I am trying to set up a Black Jaguar running firmware version 101 using a direct computer serial connection and BDC-COM so that the Jaguar will operate a CIM motor in speed control mode. Currently, I only have an AS5304 magnetic encoder to provide the feedback. I can interface to the Jaguar over the serial interface fine. I can command it to run forward in Voltage mode (reverse seems to through it immediately into error mode). But neither position nor speed mode seem to have any reading. I tried initially connecting A to A, B to B, Index to Index. Then I tried disconnecting B and Index, and connecting the magnetic encoder index to the A encoder input. Still no joy.
The KOP digital encoders are for 1/4 inch shafts, and the CIMs are 5/16ths. I have ordered a larger unit, but all I have right now is the AS5304. I would like to prove out the concept before trying to program the Jaguar into speed mode through the cRIO, so I would rather get the whole thing running on my test set up with direct PC control before complicating the interface side.

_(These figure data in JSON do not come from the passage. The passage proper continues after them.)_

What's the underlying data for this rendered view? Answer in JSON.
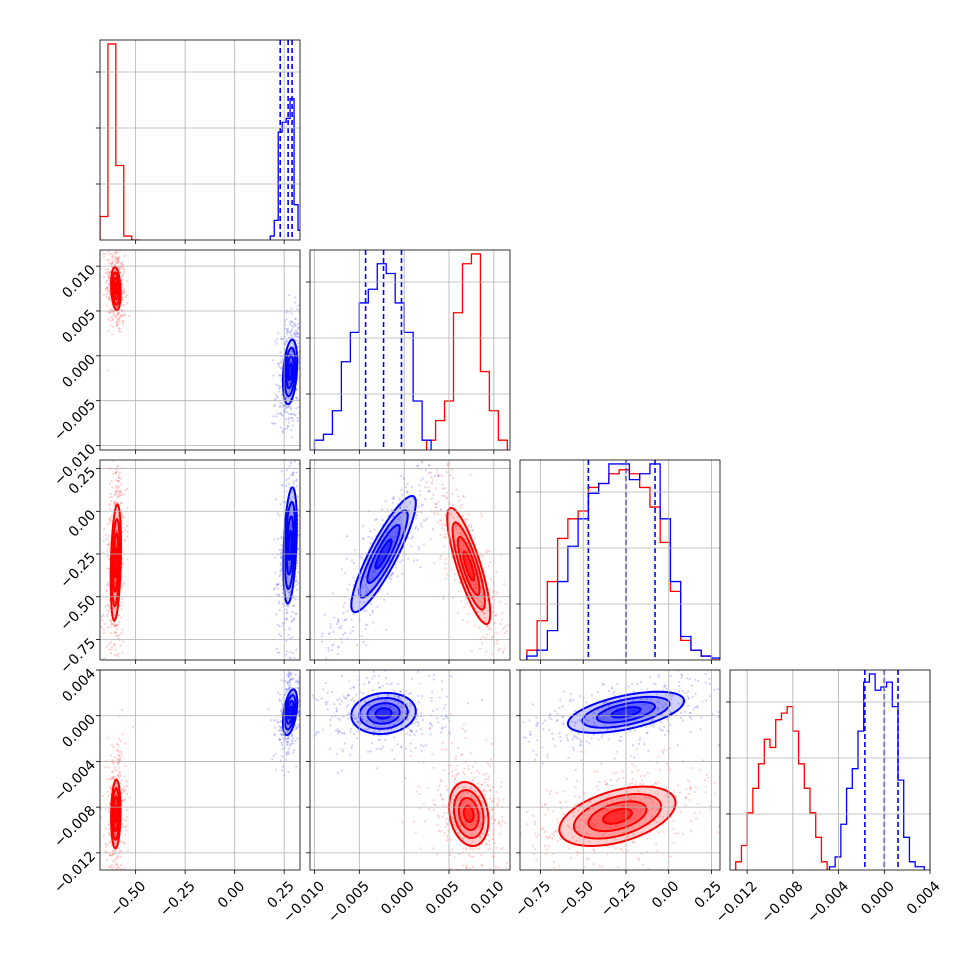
{
  "chart_data": {
    "type": "corner",
    "description_free": true,
    "dimensions": 4,
    "series": [
      {
        "color": "#ff0000"
      },
      {
        "color": "#0000ff"
      }
    ],
    "axes": [
      {
        "range": [
          -0.68,
          0.33
        ],
        "ticks": [
          -0.5,
          -0.25,
          0.0,
          0.25
        ],
        "tick_labels": [
          "−0.50",
          "−0.25",
          "0.00",
          "0.25"
        ]
      },
      {
        "range": [
          -0.0105,
          0.0118
        ],
        "ticks": [
          -0.01,
          -0.005,
          0.0,
          0.005,
          0.01
        ],
        "tick_labels": [
          "−0.010",
          "−0.005",
          "0.000",
          "0.005",
          "0.010"
        ]
      },
      {
        "range": [
          -0.87,
          0.3
        ],
        "ticks": [
          -0.75,
          -0.5,
          -0.25,
          0.0,
          0.25
        ],
        "tick_labels": [
          "−0.75",
          "−0.50",
          "−0.25",
          "0.00",
          "0.25"
        ]
      },
      {
        "range": [
          -0.0135,
          0.004
        ],
        "ticks": [
          -0.012,
          -0.008,
          -0.004,
          0.0,
          0.004
        ],
        "tick_labels": [
          "−0.012",
          "−0.008",
          "−0.004",
          "0.000",
          "0.004"
        ]
      }
    ],
    "marginals": [
      {
        "dim": 0,
        "red": [
          [
            -0.68,
            -0.64,
            0.12
          ],
          [
            -0.64,
            -0.6,
            1.0
          ],
          [
            -0.6,
            -0.56,
            0.38
          ],
          [
            -0.56,
            -0.52,
            0.02
          ],
          [
            -0.52,
            -0.48,
            0.0
          ]
        ],
        "blue": [
          [
            0.18,
            0.2,
            0.02
          ],
          [
            0.2,
            0.22,
            0.1
          ],
          [
            0.22,
            0.24,
            0.55
          ],
          [
            0.24,
            0.26,
            0.6
          ],
          [
            0.26,
            0.28,
            0.62
          ],
          [
            0.28,
            0.3,
            0.72
          ],
          [
            0.3,
            0.32,
            0.18
          ],
          [
            0.32,
            0.34,
            0.05
          ]
        ],
        "blue_quantiles": [
          0.23,
          0.27,
          0.29
        ]
      },
      {
        "dim": 1,
        "red": [
          [
            0.0025,
            0.0035,
            0.05
          ],
          [
            0.0035,
            0.0045,
            0.15
          ],
          [
            0.0045,
            0.0055,
            0.25
          ],
          [
            0.0055,
            0.0065,
            0.7
          ],
          [
            0.0065,
            0.0075,
            0.95
          ],
          [
            0.0075,
            0.0085,
            1.0
          ],
          [
            0.0085,
            0.0095,
            0.4
          ],
          [
            0.0095,
            0.0105,
            0.2
          ],
          [
            0.0105,
            0.0115,
            0.05
          ]
        ],
        "blue": [
          [
            -0.01,
            -0.009,
            0.05
          ],
          [
            -0.009,
            -0.008,
            0.08
          ],
          [
            -0.008,
            -0.007,
            0.2
          ],
          [
            -0.007,
            -0.006,
            0.45
          ],
          [
            -0.006,
            -0.005,
            0.6
          ],
          [
            -0.005,
            -0.004,
            0.75
          ],
          [
            -0.004,
            -0.003,
            0.82
          ],
          [
            -0.003,
            -0.002,
            0.95
          ],
          [
            -0.002,
            -0.001,
            0.9
          ],
          [
            -0.001,
            0.0,
            0.75
          ],
          [
            0.0,
            0.001,
            0.6
          ],
          [
            0.001,
            0.002,
            0.25
          ],
          [
            0.002,
            0.003,
            0.05
          ]
        ],
        "blue_quantiles": [
          -0.0043,
          -0.0023,
          -0.0003
        ]
      },
      {
        "dim": 2,
        "red": [
          [
            -0.83,
            -0.77,
            0.05
          ],
          [
            -0.77,
            -0.71,
            0.2
          ],
          [
            -0.71,
            -0.65,
            0.4
          ],
          [
            -0.65,
            -0.59,
            0.62
          ],
          [
            -0.59,
            -0.53,
            0.72
          ],
          [
            -0.53,
            -0.47,
            0.76
          ],
          [
            -0.47,
            -0.41,
            0.88
          ],
          [
            -0.41,
            -0.35,
            0.9
          ],
          [
            -0.35,
            -0.29,
            0.95
          ],
          [
            -0.29,
            -0.23,
            0.97
          ],
          [
            -0.23,
            -0.17,
            0.95
          ],
          [
            -0.17,
            -0.11,
            0.88
          ],
          [
            -0.11,
            -0.05,
            0.78
          ],
          [
            -0.05,
            0.01,
            0.6
          ],
          [
            0.01,
            0.07,
            0.35
          ],
          [
            0.07,
            0.13,
            0.1
          ],
          [
            0.13,
            0.19,
            0.05
          ],
          [
            0.19,
            0.25,
            0.02
          ],
          [
            0.25,
            0.3,
            0.0
          ]
        ],
        "blue": [
          [
            -0.83,
            -0.77,
            0.02
          ],
          [
            -0.77,
            -0.71,
            0.05
          ],
          [
            -0.71,
            -0.65,
            0.15
          ],
          [
            -0.65,
            -0.59,
            0.4
          ],
          [
            -0.59,
            -0.53,
            0.58
          ],
          [
            -0.53,
            -0.47,
            0.72
          ],
          [
            -0.47,
            -0.41,
            0.85
          ],
          [
            -0.41,
            -0.35,
            0.9
          ],
          [
            -0.35,
            -0.29,
            1.0
          ],
          [
            -0.29,
            -0.23,
            1.0
          ],
          [
            -0.23,
            -0.17,
            0.92
          ],
          [
            -0.17,
            -0.11,
            0.95
          ],
          [
            -0.11,
            -0.05,
            1.0
          ],
          [
            -0.05,
            0.01,
            0.72
          ],
          [
            0.01,
            0.07,
            0.4
          ],
          [
            0.07,
            0.13,
            0.12
          ],
          [
            0.13,
            0.19,
            0.05
          ],
          [
            0.19,
            0.25,
            0.02
          ],
          [
            0.25,
            0.3,
            0.01
          ]
        ],
        "blue_quantiles": [
          -0.47,
          -0.25,
          -0.08
        ]
      },
      {
        "dim": 3,
        "red": [
          [
            -0.013,
            -0.0125,
            0.05
          ],
          [
            -0.0125,
            -0.012,
            0.15
          ],
          [
            -0.012,
            -0.0115,
            0.35
          ],
          [
            -0.0115,
            -0.011,
            0.5
          ],
          [
            -0.011,
            -0.0105,
            0.65
          ],
          [
            -0.0105,
            -0.01,
            0.8
          ],
          [
            -0.01,
            -0.0095,
            0.75
          ],
          [
            -0.0095,
            -0.009,
            0.92
          ],
          [
            -0.009,
            -0.0085,
            0.96
          ],
          [
            -0.0085,
            -0.008,
            1.0
          ],
          [
            -0.008,
            -0.0075,
            0.85
          ],
          [
            -0.0075,
            -0.007,
            0.65
          ],
          [
            -0.007,
            -0.0065,
            0.5
          ],
          [
            -0.0065,
            -0.006,
            0.35
          ],
          [
            -0.006,
            -0.0055,
            0.2
          ],
          [
            -0.0055,
            -0.005,
            0.05
          ]
        ],
        "blue": [
          [
            -0.0048,
            -0.0043,
            0.02
          ],
          [
            -0.0043,
            -0.0038,
            0.08
          ],
          [
            -0.0038,
            -0.0033,
            0.28
          ],
          [
            -0.0033,
            -0.0028,
            0.5
          ],
          [
            -0.0028,
            -0.0023,
            0.62
          ],
          [
            -0.0023,
            -0.0018,
            0.85
          ],
          [
            -0.0018,
            -0.0013,
            1.15
          ],
          [
            -0.0013,
            -0.0008,
            1.2
          ],
          [
            -0.0008,
            -0.0003,
            1.1
          ],
          [
            -0.0003,
            0.0002,
            1.12
          ],
          [
            0.0002,
            0.0007,
            1.15
          ],
          [
            0.0007,
            0.0012,
            1.0
          ],
          [
            0.0012,
            0.0017,
            0.55
          ],
          [
            0.0017,
            0.0022,
            0.2
          ],
          [
            0.0022,
            0.0027,
            0.05
          ],
          [
            0.0027,
            0.0035,
            0.02
          ]
        ],
        "blue_quantiles": [
          -0.0017,
          0.0,
          0.0012
        ]
      }
    ],
    "joint": [
      {
        "row": 1,
        "col": 0,
        "red": {
          "mx": -0.6,
          "my": 0.0075,
          "sx": 0.012,
          "sy": 0.0012,
          "rho": -0.2
        },
        "blue": {
          "mx": 0.28,
          "my": -0.0018,
          "sx": 0.018,
          "sy": 0.0018,
          "rho": 0.3
        }
      },
      {
        "row": 2,
        "col": 0,
        "red": {
          "mx": -0.6,
          "my": -0.3,
          "sx": 0.013,
          "sy": 0.17,
          "rho": 0.3
        },
        "blue": {
          "mx": 0.28,
          "my": -0.2,
          "sx": 0.017,
          "sy": 0.17,
          "rho": 0.35
        }
      },
      {
        "row": 2,
        "col": 1,
        "red": {
          "mx": 0.0072,
          "my": -0.32,
          "sx": 0.0012,
          "sy": 0.17,
          "rho": -0.82
        },
        "blue": {
          "mx": -0.0023,
          "my": -0.25,
          "sx": 0.0018,
          "sy": 0.17,
          "rho": 0.88
        }
      },
      {
        "row": 3,
        "col": 0,
        "red": {
          "mx": -0.6,
          "my": -0.0086,
          "sx": 0.012,
          "sy": 0.0015,
          "rho": 0.1
        },
        "blue": {
          "mx": 0.28,
          "my": 0.0003,
          "sx": 0.018,
          "sy": 0.001,
          "rho": 0.45
        }
      },
      {
        "row": 3,
        "col": 1,
        "red": {
          "mx": 0.0072,
          "my": -0.0086,
          "sx": 0.0011,
          "sy": 0.0014,
          "rho": -0.2
        },
        "blue": {
          "mx": -0.0023,
          "my": 0.0002,
          "sx": 0.0018,
          "sy": 0.0009,
          "rho": 0.1
        }
      },
      {
        "row": 3,
        "col": 2,
        "red": {
          "mx": -0.3,
          "my": -0.0088,
          "sx": 0.17,
          "sy": 0.0013,
          "rho": 0.45
        },
        "blue": {
          "mx": -0.25,
          "my": 0.0003,
          "sx": 0.17,
          "sy": 0.0009,
          "rho": 0.55
        }
      }
    ]
  }
}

I have been experimenting with Jaguar in speed mode. Refer to the following thread:
It looks like it’s very tricky to get a stable PID control on Speed. I will play with the PID constants some more. If it is still too unstable, I may try to experiment with my own PID algorithm to see if it can do better.
Have you looked at the AS5304 output on an oscilloscope? Do you see pulses?
From the data sheet it appears that the chip needs to be positioned very precisely in relation to the multipole ring magnet to function.
I did it last year with encoders just fine, and will do it this year after the vision code is squared away. Remember, you need to set all the options (PID constants and such), or else it won’t work.
-> Mike, yes, I have played with PIDs before. For the kicking the soccerball game, I suggested to the team we do a swerve drive, all wheel drive with separate all wheel turning. The PIDs to control the steering motors never worked well using PIDs, so I expect to have some work to do there. Fortunately, this year we do not need instant response to improve over PWM open loop Voltage control.
-> Matt I did not drag the scope over. I may try that soon. I did hook up a DVM to the index and A signals and experiment with a hand held magnet. I got beeps out of the DVM to show a rapid signal change on the Index pulse, and could get a moderate region of voltage change on the A channel. From what I can see, the AS5304 is an analog quadrature detector, with essentially one ‘line’ per revolution. To work on the robot, the A and B outputs would have to connect to the Analog sidecar, but the Index pulse should be digital, or better yet an interrupt pin. This would be a great place for an Arduino/Atmel or PIC to convert the A and B quadrature voltages into a digital angle.
-> Dan I believe that P=1.0;I=0;D=0 is a valid equation, but just in case the Jaguar was doing as you suggest and not implementing the PID at all until all 3 terms are none zero, I was using P=1.0;I=0.001;D=0.001 as a starting point. I commanded a minimalist 1 RPM, but with the measured speed always failing to work and recording as zero, I saw the ramp up function of the I term work perfectly until the Jaguar went into fault mode, probably numeric wrap around.
I still do not know why the index pulse, which is a digital signal, when fed into the Jaguar encoder channel A input as described in the getting started manual fails to measure any speed. Since I don't have this working yet, the magnetic encoder is not bolted down, and I can move it freely over the magnet on the shaft to try for the best position. I found the correct tiny button magnets int he shop and took them home for testing, but now I can not find them. So I am using a much larger ceramic magnet taped in the shaft on edge because the magnetic quadrature needs the difference between north and south to rotate. I verified a good signal using that magnet and orientation on the test bench, so it should work.